Mrs. Waterford was convicted. According to my lawyer she was going to be transferred to the jurisdiction of the International Criminal Court in The Hague. Soon. I wanted to see her before she left, and I told my lawyer as much. He warned against it, said, "She'll be back when they get to The Commander." When? "In about 18 months." Besides, Gilead was still making noises about me, although Serena's conviction seemed to shift their focus. Me, I needed to see her, see if I really was the badass the other Marthas had been. See if I really was crazy.

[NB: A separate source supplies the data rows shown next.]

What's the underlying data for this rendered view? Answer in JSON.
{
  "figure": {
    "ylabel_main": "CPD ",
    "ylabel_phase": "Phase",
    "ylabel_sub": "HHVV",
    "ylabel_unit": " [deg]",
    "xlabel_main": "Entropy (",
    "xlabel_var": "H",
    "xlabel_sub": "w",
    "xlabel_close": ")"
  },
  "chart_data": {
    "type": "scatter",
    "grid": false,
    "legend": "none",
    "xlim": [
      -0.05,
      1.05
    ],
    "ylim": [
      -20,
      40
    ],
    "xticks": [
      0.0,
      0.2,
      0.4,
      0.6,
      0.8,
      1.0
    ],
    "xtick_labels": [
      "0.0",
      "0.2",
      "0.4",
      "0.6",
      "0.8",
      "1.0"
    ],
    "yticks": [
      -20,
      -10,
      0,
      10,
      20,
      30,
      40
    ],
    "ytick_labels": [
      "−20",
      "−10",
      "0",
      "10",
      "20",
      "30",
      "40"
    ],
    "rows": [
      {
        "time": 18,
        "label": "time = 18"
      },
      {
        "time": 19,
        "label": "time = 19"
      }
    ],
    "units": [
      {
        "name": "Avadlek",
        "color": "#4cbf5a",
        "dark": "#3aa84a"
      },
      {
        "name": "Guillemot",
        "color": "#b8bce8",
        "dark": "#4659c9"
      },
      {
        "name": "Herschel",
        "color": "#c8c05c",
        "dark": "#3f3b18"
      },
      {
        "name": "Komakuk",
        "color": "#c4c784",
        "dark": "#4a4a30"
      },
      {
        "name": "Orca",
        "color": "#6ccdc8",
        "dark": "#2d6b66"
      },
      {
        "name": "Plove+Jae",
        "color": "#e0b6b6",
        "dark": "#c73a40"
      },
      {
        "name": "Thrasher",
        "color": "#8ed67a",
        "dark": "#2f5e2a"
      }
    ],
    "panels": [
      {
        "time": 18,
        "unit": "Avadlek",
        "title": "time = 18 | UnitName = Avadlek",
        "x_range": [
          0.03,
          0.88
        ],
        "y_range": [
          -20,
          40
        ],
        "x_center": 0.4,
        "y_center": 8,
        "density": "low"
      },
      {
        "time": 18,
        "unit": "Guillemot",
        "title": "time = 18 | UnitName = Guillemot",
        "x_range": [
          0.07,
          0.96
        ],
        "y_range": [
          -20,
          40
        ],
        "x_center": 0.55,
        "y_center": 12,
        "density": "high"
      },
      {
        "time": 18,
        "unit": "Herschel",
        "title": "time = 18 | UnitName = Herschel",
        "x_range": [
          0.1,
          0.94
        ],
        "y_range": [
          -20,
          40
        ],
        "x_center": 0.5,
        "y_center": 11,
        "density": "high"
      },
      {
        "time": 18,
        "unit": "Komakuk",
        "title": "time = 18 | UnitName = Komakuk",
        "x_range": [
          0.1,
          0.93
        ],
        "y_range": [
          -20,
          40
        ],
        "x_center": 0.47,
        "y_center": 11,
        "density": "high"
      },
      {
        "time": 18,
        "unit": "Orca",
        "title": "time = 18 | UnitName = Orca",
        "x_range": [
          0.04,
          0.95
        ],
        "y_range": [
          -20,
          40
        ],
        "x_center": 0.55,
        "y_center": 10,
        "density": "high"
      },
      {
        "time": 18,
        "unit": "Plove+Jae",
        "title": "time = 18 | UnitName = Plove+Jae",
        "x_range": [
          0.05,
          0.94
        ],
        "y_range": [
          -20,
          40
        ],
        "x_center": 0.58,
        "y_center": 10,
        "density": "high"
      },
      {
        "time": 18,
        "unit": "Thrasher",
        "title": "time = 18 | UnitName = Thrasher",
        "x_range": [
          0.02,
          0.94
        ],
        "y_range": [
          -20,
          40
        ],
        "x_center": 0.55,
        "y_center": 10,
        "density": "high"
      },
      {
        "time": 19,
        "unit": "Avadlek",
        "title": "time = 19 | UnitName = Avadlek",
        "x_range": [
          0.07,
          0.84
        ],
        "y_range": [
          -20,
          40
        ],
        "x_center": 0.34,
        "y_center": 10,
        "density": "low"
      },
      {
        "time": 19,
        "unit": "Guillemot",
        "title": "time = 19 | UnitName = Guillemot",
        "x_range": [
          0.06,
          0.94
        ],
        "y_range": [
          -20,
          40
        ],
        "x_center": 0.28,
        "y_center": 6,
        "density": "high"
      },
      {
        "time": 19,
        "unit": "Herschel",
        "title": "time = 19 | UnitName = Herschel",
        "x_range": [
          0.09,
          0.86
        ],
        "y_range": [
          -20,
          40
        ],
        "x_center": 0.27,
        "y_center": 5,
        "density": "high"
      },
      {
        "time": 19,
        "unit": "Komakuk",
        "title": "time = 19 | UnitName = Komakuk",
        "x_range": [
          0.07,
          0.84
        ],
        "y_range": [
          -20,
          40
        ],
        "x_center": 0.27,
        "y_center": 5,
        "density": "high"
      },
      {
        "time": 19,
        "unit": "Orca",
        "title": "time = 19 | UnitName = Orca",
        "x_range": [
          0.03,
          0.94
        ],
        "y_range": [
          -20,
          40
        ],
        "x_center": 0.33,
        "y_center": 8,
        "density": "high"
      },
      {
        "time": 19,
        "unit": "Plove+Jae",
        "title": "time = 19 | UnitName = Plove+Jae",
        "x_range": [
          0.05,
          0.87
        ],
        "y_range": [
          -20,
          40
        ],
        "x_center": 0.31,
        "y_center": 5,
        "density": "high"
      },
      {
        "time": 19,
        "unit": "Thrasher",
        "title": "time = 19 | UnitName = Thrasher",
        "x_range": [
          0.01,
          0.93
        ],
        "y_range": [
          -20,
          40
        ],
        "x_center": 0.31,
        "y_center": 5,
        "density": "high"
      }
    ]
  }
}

I hadn't been. I was a fraud. Everything Mrs Waterford's lawyer had said was true. Aside from a few socks to the jaw, the necessities were taken care of. I had leeway to run the house as I saw fit. I didn't have to be hit, if I'd only done the right things. Mostly. Most women didn't make it. I did.

Syl said I played people against each other. At times I was June's friend, at others I was celebrating the birth of "Serena's baby", when I knew the baby was not hers. I chose the things that benefited me. That's what Syl gleaned from Mrs Waterford's trial. In court, Mrs. Waterford was the monster. Out here where it is normal, we all are.

"Gilead does that to you." I wish I had another catch-phrase. Jesus, in your mercy, forgive me. Syl, forgive me.